Yes, it is fair to emphasize the sheer magnitude of the Chinese tourism phenomenon, which is seen in all parts of the globe, but the issues that Wan raises are universal. The good news is that, along with the perceived ills that 21st-century technology might have brought with it, the remedies have also been fostered by the very same technological developments.

We already know about "slow food," whereby the convenience ethos of the modern fast food wave is turned on its head in favor of health and quality. Well now it is time to make room for "slow travel," an approach that provides profound travel experiences that reach beyond the cheap buzz of social media, and the vacuous retail "therapy" attained from endless hours spent in the shopping malls and designer strips of the world. Even on brief stopovers, there is always more to see than the shelves of duty-free stores.

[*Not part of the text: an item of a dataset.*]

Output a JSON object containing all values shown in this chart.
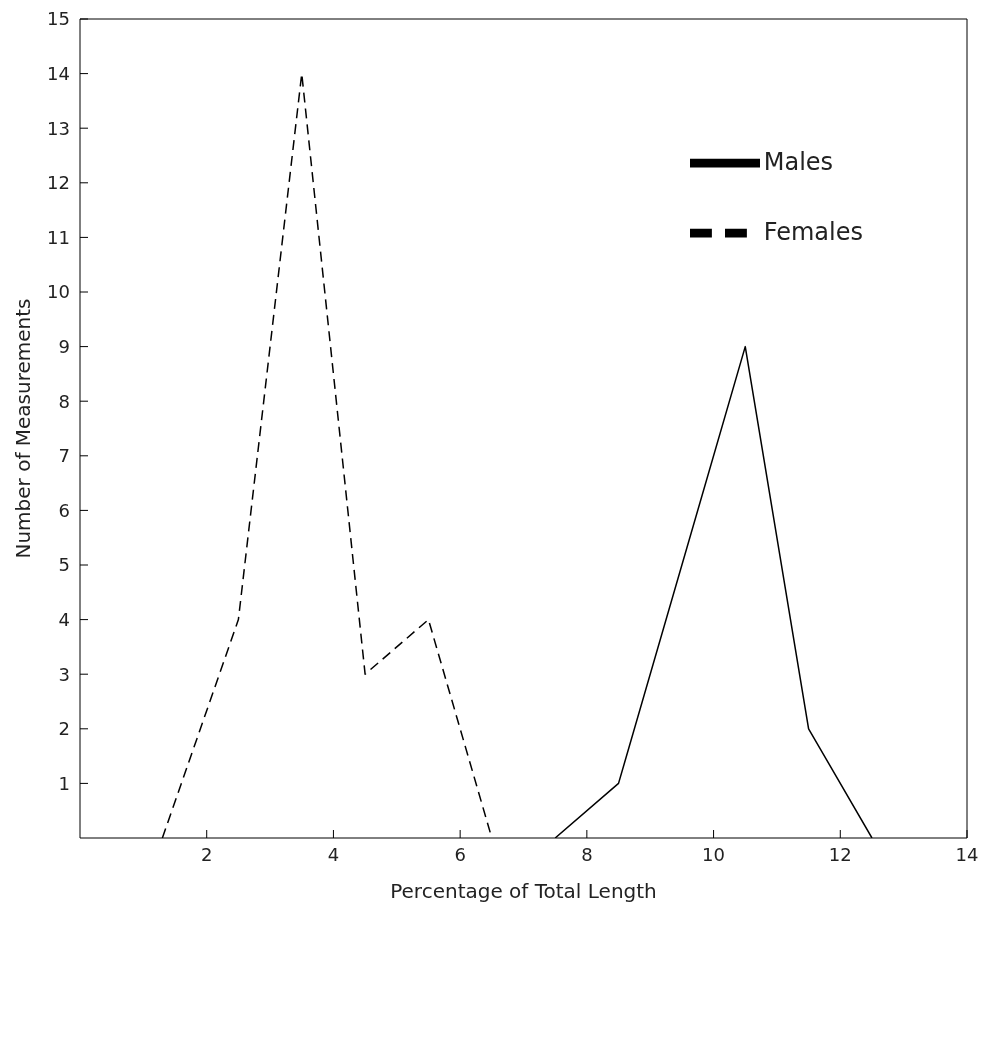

Slow travel means that people spend enough time in international locations to see places grow as they themselves mature and develop. With the marvels of Internet and mobile technology, increasing numbers of millennials are choosing nomadic existences by taking their trades with them, working remotely from whatever location is most suitable.

From a shared space in Bali or a beachside location in Brazil, travelers are combining their life passions with non-native countries, in which they can nurture new relationships, truly understand new cultures and observe the changes in new neighborhoods.

For the Chinese, like any culture, vocational options that are tied to native homes are not conducive to slow travel, so it makes sense to spend time on tourism trips buying for post-holiday life and sharing snaps of visits to world-famous locations. But, from Beijing to Birmingham, the options now exist for people to slow down, so that they can make the transition from mere tourist to slow traveler.